Okada's meeting with Clinton on, then off

WASHINGTON (Kyodo) The U.S. State Department retracted on Saturday an earlier announcement that Secretary of State Hillary Rodham Clinton would meet with Foreign Minister Katsuya Okada this Friday.

News photo
Katsuya Okada KYODO PHOTO

The department apparently jumped the gun when it made the announcement earlier in the day. Japan had only said that Okada wants to meet with Clinton in Washington but whether he would make the trip was undecided.

Japanese government sources said last-minute arrangements for the meeting were are still taking place, and Okada is expected to visit the U.S. to see Clinton possibly on Friday.

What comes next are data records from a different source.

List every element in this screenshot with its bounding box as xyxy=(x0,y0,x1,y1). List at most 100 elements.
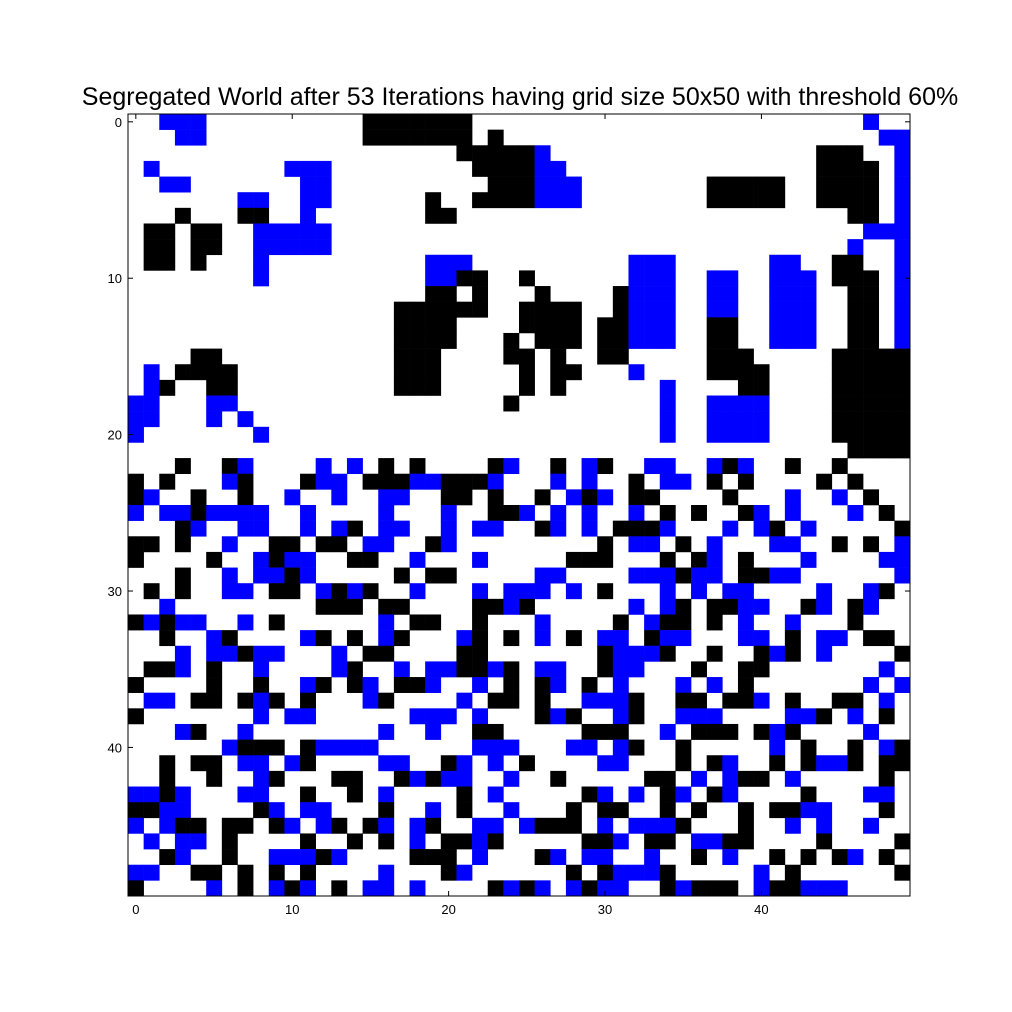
grid-cell xyxy=(128,505,144,521)
grid-cell xyxy=(659,614,676,631)
grid-cell xyxy=(253,567,270,584)
grid-cell xyxy=(393,567,410,584)
grid-cell xyxy=(847,192,864,209)
grid-cell xyxy=(425,802,442,819)
grid-cell xyxy=(800,317,817,334)
grid-cell xyxy=(425,677,442,693)
grid-cell xyxy=(831,379,848,396)
grid-cell xyxy=(722,301,739,318)
grid-cell xyxy=(847,364,864,381)
grid-cell xyxy=(894,520,911,537)
grid-cell xyxy=(440,520,457,537)
grid-cell xyxy=(565,739,582,756)
grid-cell xyxy=(597,723,614,740)
grid-cell xyxy=(472,583,489,600)
grid-cell xyxy=(894,739,911,756)
grid-cell xyxy=(284,849,301,866)
grid-cell xyxy=(565,317,582,334)
grid-cell xyxy=(706,473,723,490)
grid-cell xyxy=(425,332,442,349)
grid-cell xyxy=(253,661,270,678)
grid-cell xyxy=(143,489,160,506)
grid-cell xyxy=(816,817,833,834)
grid-cell xyxy=(894,317,911,334)
grid-cell xyxy=(691,802,707,819)
grid-cell xyxy=(331,473,348,490)
grid-cell xyxy=(831,880,848,897)
grid-cell xyxy=(159,114,176,130)
grid-cell xyxy=(550,505,567,521)
grid-cell xyxy=(409,379,426,396)
grid-cell xyxy=(831,395,848,412)
grid-cell xyxy=(425,114,442,130)
grid-cell xyxy=(268,770,285,787)
grid-cell xyxy=(315,536,332,553)
grid-cell xyxy=(534,614,551,631)
grid-cell xyxy=(706,364,723,381)
grid-cell xyxy=(784,254,801,271)
grid-cell xyxy=(253,223,270,240)
grid-cell xyxy=(503,880,520,897)
grid-cell xyxy=(831,849,848,866)
grid-cell xyxy=(487,723,504,740)
grid-cell xyxy=(612,645,629,662)
grid-cell xyxy=(237,520,254,537)
grid-cell xyxy=(393,379,410,396)
grid-cell xyxy=(878,551,895,568)
grid-cell xyxy=(863,442,880,459)
grid-cell xyxy=(440,708,457,725)
grid-cell xyxy=(706,286,723,302)
grid-cell xyxy=(769,723,786,740)
grid-cell xyxy=(894,426,911,443)
grid-cell xyxy=(722,176,739,193)
grid-cell xyxy=(691,692,707,709)
grid-cell xyxy=(612,348,629,365)
grid-cell xyxy=(863,677,880,693)
grid-cell xyxy=(878,379,895,396)
grid-cell xyxy=(644,630,661,647)
grid-cell xyxy=(659,411,676,428)
grid-cell xyxy=(159,692,176,709)
grid-cell xyxy=(565,864,582,881)
grid-cell xyxy=(300,677,316,693)
grid-cell xyxy=(128,786,144,803)
grid-cell xyxy=(737,411,754,428)
grid-cell xyxy=(534,286,551,302)
grid-cell xyxy=(737,614,754,631)
grid-cell xyxy=(253,770,270,787)
grid-cell xyxy=(769,880,786,897)
grid-cell xyxy=(581,880,598,897)
grid-cell xyxy=(784,630,801,647)
grid-cell xyxy=(440,286,457,302)
grid-cell xyxy=(456,833,473,850)
grid-cell xyxy=(519,817,535,834)
grid-cell xyxy=(706,317,723,334)
grid-cell xyxy=(268,739,285,756)
grid-cell xyxy=(253,755,270,772)
grid-cell xyxy=(706,677,723,693)
grid-cell xyxy=(315,192,332,209)
grid-cell xyxy=(612,692,629,709)
grid-cell xyxy=(878,708,895,725)
grid-cell xyxy=(784,802,801,819)
grid-cell xyxy=(425,708,442,725)
grid-cell xyxy=(706,348,723,365)
grid-cell xyxy=(863,426,880,443)
grid-cell xyxy=(863,332,880,349)
grid-cell xyxy=(456,489,473,506)
grid-cell xyxy=(206,630,223,647)
grid-cell xyxy=(706,833,723,850)
grid-cell xyxy=(362,692,379,709)
grid-cell xyxy=(174,833,191,850)
grid-cell xyxy=(675,708,692,725)
grid-cell xyxy=(565,364,582,381)
grid-cell xyxy=(534,520,551,537)
grid-cell xyxy=(737,583,754,600)
grid-cell xyxy=(315,176,332,193)
grid-cell xyxy=(722,692,739,709)
grid-cell xyxy=(737,692,754,709)
grid-cell xyxy=(659,817,676,834)
grid-cell xyxy=(487,160,504,177)
grid-cell xyxy=(534,145,551,162)
grid-cell xyxy=(159,505,176,521)
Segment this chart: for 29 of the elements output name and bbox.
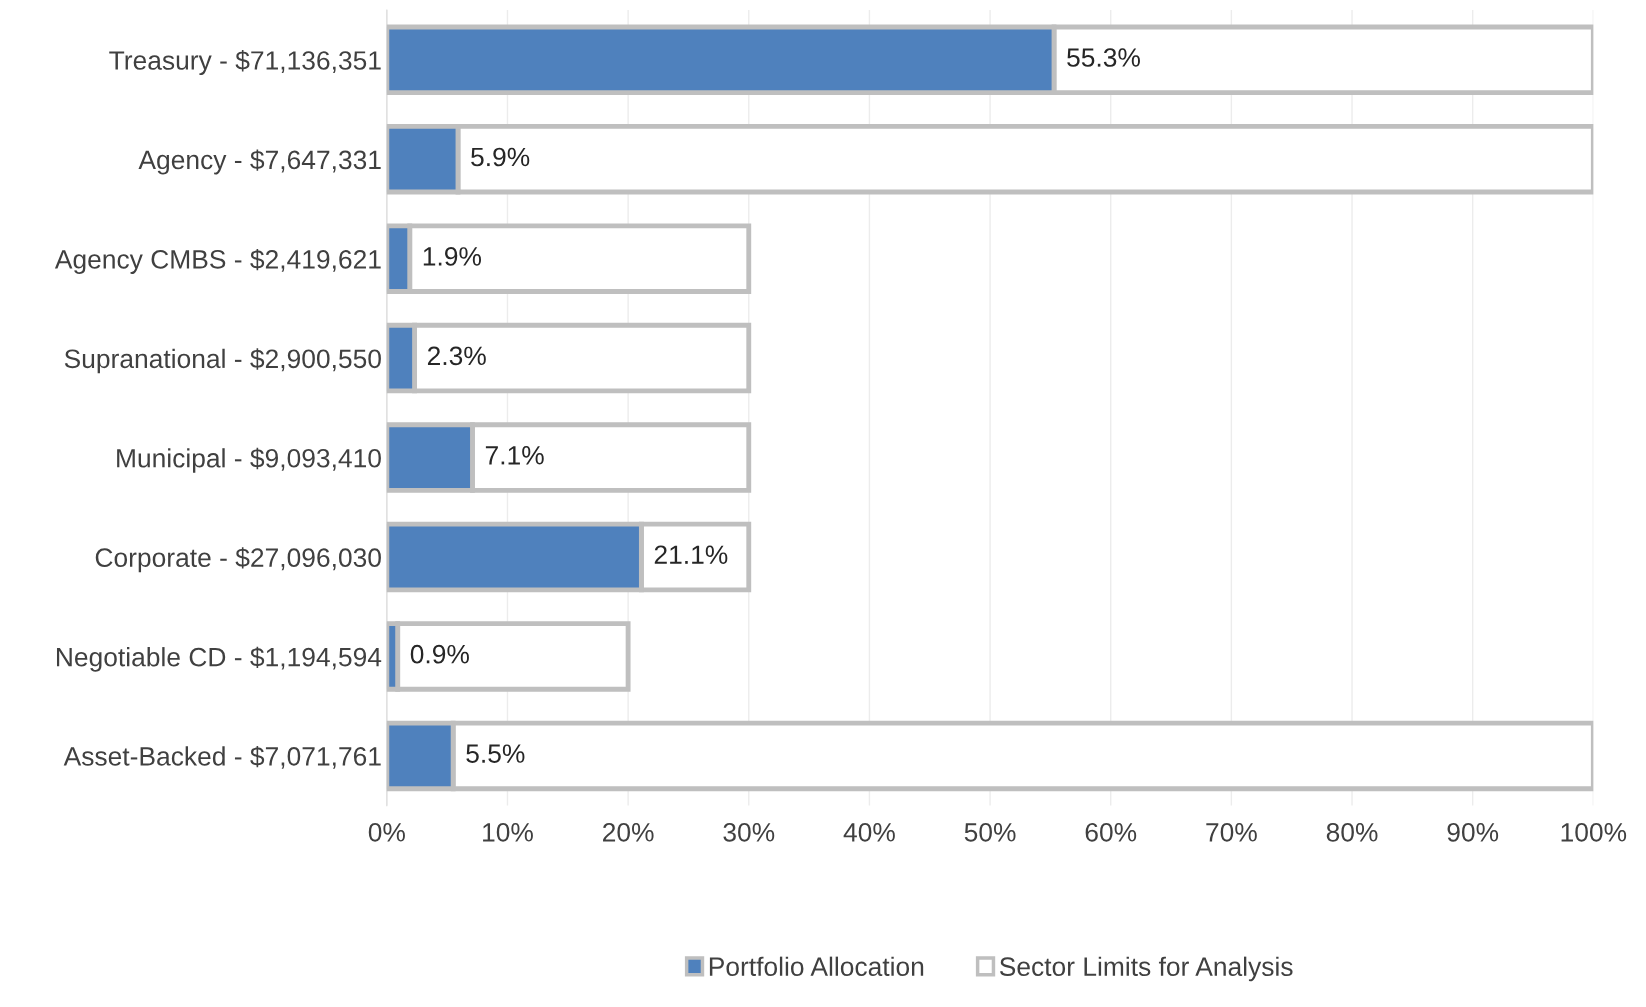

Okada has been eager to meet with Clinton ahead of President Barack Obama's trip to Tokyo to discuss the increasingly fractious question of where the U.S. Futenma military airfield in Okinawa Prefecture should be relocated.

The United States has made it clear that Japan should come to a decision in time for Obama's trip to Tokyo on Nov. 12 to 13 — and in line with the existing bilateral deal that would keep the functions of the Futenma air base within Okinawa.

Prime Minister Yukio Hatoyama has asserted he can take his time to consider the matter, saying he does not believe Japan has to reach a decision by the time he and Obama meet.

Differences among Cabinet members are making matters more murky, with Okada, in defiance of the existing deal, floating the idea of transferring the air base's functions to the nearby U.S. Kadena air base.

On Thursday, the U.S. Defense Department said it can't support the Futenma-Kadena integration idea due to operational difficulties.

"Operationally, it is unworkable," Pentagon spokesman Geoff Morrell said. "And so you cannot consolidate the air force operations, the marine corps operations onto that facility and do all the things that we need to do to provide for the defense of Japan.

News photo
Hillary Rodham Clinton KYODO PHOTO

"So that is not a suitable replacement for Futenma," he said.

Noting the United States has weighed the Futenma-Kadena merger option before, Morrell said the conclusion was that "it simply does not work."

"The only replacement that works is the one that's been agreed to by both of our governments, that's been built over the last 15 years, and that's Camp Schwab," he said. "And that's where we are focusing our efforts, and we hope the Japanese government will, as well."

As part of the 2006 bilateral accord on the realignment of U.S. forces in Japan, which took years to hammer out, the Futenma base is to be relocated from downtown Ginowan to Nago by 2014.